A good sign of a thoughtfully designed and privacy-protective toy is if the fine print is easy to find and easy to read. “If it’s not decked out in legalese, and you can understand what’s happening, that’s usually a pretty good sign that they’re trying to be transparent,” says Cross. 

Do an Extended Reality Check

You’ve probably already heard of augmented and mixed reality games like Pokémon Go, Mario Kart Live: Home Circuit, or Lego’s AR app. Your family might already own a VR headset. As sophisticated extended reality toys become more mainstream, it’s more important to be aware of the data they collect. 

Extended reality, or XR, relies heavily on sensor data. “XR uses this data to accurately place a user in a virtual space and enable more realistic sound effects and support interactions,” says Daniel Berrick, policy counsel at the Future of Privacy Forum, whose work focuses on technology and consumer privacy law issues. This means that the device is tracking body and eye movements, as well as the surrounding environment, in order to make gameplay more immersive—after all, a VR headset needs to track how your kid’s body is moving in order to slash through a game of Fruit Ninja or Beat Saber. Devices also gather usage data and data across applications, like how much time a user is spending on an activity and what kind of content they engage with. It would also use location data. 

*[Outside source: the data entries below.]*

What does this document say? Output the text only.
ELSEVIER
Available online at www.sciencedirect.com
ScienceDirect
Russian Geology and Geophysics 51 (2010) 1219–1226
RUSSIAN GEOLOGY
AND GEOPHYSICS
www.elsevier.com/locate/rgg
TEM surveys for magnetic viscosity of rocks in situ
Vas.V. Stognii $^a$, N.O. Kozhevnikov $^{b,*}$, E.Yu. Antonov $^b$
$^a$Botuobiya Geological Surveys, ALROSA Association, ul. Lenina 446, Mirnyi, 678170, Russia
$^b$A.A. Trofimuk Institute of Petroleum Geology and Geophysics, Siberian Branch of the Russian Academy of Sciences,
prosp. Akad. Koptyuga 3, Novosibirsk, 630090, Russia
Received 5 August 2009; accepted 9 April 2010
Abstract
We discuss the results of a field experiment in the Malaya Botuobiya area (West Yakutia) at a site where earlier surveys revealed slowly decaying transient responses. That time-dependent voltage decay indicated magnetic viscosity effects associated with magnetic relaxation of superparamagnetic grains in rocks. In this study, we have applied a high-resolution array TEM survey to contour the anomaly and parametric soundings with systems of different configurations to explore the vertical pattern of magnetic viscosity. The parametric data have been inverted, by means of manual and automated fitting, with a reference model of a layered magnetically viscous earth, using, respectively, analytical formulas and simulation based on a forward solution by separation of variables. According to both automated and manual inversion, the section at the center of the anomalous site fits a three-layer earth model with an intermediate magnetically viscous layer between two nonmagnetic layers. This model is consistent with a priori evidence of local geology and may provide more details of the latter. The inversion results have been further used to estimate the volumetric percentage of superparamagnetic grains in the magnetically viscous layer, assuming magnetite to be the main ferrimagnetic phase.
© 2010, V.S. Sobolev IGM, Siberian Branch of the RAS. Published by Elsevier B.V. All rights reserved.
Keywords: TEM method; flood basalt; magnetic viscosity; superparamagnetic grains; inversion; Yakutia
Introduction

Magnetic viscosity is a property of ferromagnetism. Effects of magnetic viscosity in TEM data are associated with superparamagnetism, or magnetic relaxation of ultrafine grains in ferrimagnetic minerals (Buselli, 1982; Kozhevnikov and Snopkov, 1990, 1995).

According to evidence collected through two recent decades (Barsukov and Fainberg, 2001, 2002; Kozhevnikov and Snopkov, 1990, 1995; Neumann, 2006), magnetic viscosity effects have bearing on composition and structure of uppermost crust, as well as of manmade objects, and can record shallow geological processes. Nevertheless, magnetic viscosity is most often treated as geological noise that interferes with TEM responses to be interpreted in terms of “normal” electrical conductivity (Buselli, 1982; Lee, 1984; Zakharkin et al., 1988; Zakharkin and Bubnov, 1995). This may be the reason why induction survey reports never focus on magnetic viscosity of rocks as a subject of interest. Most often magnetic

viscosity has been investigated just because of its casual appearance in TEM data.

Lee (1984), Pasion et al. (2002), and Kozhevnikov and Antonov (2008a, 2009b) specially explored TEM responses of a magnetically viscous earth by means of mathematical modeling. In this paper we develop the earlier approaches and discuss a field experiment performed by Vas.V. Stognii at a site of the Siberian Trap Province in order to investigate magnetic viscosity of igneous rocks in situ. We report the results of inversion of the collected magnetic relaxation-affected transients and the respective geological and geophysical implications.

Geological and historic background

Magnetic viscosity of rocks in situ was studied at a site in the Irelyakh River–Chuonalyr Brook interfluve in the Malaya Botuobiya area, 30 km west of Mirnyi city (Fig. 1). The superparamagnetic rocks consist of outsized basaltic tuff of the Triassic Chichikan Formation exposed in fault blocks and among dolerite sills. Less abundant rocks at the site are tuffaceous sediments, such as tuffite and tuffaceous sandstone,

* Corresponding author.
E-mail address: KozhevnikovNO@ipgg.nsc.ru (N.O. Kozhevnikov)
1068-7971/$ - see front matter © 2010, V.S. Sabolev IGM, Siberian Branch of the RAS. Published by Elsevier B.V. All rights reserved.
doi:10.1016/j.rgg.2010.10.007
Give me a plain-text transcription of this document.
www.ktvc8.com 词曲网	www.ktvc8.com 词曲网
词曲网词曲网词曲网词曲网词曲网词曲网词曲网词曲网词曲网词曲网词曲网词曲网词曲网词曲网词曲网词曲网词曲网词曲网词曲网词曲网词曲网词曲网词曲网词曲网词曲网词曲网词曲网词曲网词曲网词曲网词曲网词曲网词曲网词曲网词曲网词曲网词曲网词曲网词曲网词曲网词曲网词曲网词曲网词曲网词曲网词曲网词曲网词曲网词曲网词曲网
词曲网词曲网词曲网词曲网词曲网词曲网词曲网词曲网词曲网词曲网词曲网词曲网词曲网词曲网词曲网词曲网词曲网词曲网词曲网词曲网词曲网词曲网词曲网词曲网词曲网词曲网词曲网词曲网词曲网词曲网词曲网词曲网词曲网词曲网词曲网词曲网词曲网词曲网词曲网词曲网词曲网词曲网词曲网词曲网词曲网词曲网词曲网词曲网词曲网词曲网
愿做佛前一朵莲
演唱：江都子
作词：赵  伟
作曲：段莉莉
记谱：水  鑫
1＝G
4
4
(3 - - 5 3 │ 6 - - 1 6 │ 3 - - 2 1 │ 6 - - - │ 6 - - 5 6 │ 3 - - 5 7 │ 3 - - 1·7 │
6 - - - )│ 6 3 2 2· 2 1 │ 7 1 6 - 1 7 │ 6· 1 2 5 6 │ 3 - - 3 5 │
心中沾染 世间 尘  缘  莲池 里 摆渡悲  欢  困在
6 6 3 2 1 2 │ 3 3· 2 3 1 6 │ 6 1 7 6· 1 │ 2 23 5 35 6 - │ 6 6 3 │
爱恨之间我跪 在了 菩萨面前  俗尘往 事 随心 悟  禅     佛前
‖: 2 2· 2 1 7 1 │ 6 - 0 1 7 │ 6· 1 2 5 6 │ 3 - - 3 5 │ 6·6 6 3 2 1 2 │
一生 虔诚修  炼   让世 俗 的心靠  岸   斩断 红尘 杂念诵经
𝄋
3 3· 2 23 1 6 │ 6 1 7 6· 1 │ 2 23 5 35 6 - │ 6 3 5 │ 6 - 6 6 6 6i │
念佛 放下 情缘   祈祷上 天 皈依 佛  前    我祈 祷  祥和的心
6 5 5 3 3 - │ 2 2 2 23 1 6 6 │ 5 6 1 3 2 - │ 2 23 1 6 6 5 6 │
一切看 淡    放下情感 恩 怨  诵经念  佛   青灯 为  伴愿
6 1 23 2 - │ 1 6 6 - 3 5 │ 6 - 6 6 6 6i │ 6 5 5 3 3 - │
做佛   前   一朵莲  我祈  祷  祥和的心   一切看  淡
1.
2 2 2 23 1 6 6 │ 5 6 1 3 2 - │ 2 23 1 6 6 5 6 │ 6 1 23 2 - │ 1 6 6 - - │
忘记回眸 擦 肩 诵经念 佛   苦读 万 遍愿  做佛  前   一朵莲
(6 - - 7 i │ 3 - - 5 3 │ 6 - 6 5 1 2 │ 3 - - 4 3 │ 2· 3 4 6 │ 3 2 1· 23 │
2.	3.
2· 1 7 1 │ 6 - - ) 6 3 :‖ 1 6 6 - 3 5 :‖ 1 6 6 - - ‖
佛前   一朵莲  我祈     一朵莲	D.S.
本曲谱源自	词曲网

If you’re evaluating XR devices or games for your kids, be extra vigilant about toggling data permissions. (More on this in the next section.) Because XR games tend to be more immersive, and potentially more intense, Berrick recommends checking for a maturity rating to make sure that that experience is appropriate for your child.  

Lock Down the Privacy Settings

If a toy includes privacy settings, make sure you’ve set them to collect as little data as possible, says Cross. Some toys might have parental controls that help you keep tabs on your children’s activity or limit the time they spend on the toy. Consider turning these on, too. Take every opportunity to set secure passwords and multi-factor authentication.

“Don’t be afraid of making up information” if a companion site or app asks you for personal details about your child, says Cross. A site or app might ask for a child’s birthday to make sure that they’re old enough to use it. You’re not obliged to give an exact or even accurate birth date.

Sometimes, toys collect data to make the game experience more engaging or immersive. For example, eye-tracking in VR games makes players’ avatars more realistic. Berrick recommends weighing what’s appropriate for your child given their age and the nature of the game. Does the game allow players to interact with others over the internet? If so, you might want to set more restrictive limits. Are your children playing solo or only with trusted friends? You could consider loosening the digital reins. 

Keep an Eye On Playtime

Have you made it this far and decided to keep the smart toy in your home? Just make sure that playtime happens in a supervised setting. If you wouldn’t leave a small kid home alone with a baseball bat within reach, don’t leave them alone with a toy that could potentially be hacked. 

It’s entirely possible for kid-appropriate tech to inspire all the joy and imagination that you’d want in a toy, just with a little more fumbling with fine print and the ever-present shadow of privacy risks. Or you can simply get them that good ol’ analog skateboard already.